The miracle of Chanukah revolves around a single-day-supply of olive oil burning for eight days during the rededication of the Holy Temple in Jerusalem (Bet HaMikdash), after Maccabees liberated Israel from the occupation by the Seleucid empire.
There are countless explanations of the miracle of the oil lasting eight days. The Lubavitcher Rebbe offers a unique explanation. The Rebbe dismisses any explanation of the miracle that relies on the miraculous nature of the oil itself. The Rebbe maintains that to be kosher for the Menorah, the oil had to be natural olive oil, not some miraculous oil. According to the Rebbe, the miracle was that the natural oil was burning and not burning at the same time.
The Rebbe draws an analogy with the dimensions of the Ark (Aron HaKodesh) in the Holy of Holies (Kodesh HaKodashim). R. Levi teaches that the Ark of the Covenant “had no measure.” (Talmud, Tr. Megilla 10b) The Holy of Holies in the Temple was a perfect cube with 20 cubits in each dimension.
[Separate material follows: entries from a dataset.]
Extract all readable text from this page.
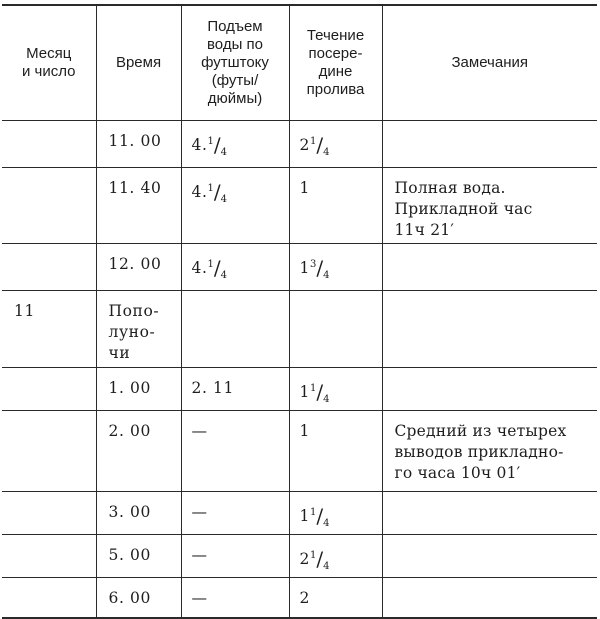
Месяц
и число	Время	Подъем
воды по
футштоку
(футы/
дюймы)	Течение
посере-
дине
пролива	Замечания
	11. 00	$4.^1/_4$	$2^1/_4$	
	11. 40	$4.^1/_4$	1	Полная вода.
Прикладной час
11ч 21′
	12. 00	$4.^1/_4$	$1^3/_4$	
11	Попо-
луно-
чи			
	1. 00	2. 11	$1^1/_4$	
	2. 00	—	1	Средний из четырех
выводов прикладно-
го часа 10ч 01′
	3. 00	—	$1^1/_4$	
	5. 00	—	$2^1/_4$	
	6. 00	—	2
Although, the Ark itself was 1.5 cubits wide and 2.5 cubits long, the distance from any wall to the wall of the Ark was 10 cubits, as if the Ark did not take up any space. The Talmud describes it as a miracle, a manifestation of revealed Godliness. The Ark of Covenant occupied space in the Holy of Holies and yet it didn’t take up any space at the same time.
The theologians and philosophers say that God is infinite. However, the sages of Kabbalah maintain that to say that God is infinite is to limit God, which we may not do. The limitless nature of God dictates that God is infinite and “finite,” as it were, at the same time, because He cannot be limited by any limitation or definition. In the language of Kabbalah, God has within Himself both the power of infinitude (ko’ach bli gvul) and the power of finitude (ko’ach hagvul).
With respect to the miracle of oil, this combination of potential infinitude and finitude expressed itself in the oil burning and not burning at the same time. The miracle was that the infinite expressed itself in the finite. Natural olive oil has two natural states: burning and not burning. During eight days of Chanukah, the oil was in a state of superposition of these two states, burning and not burning.
My 19-century brass menorah (chanukiya) from Poland has two lions embossed on it. I would have embossed two cats on it—one alive and one dead—and would call it Schrödinger Menorah.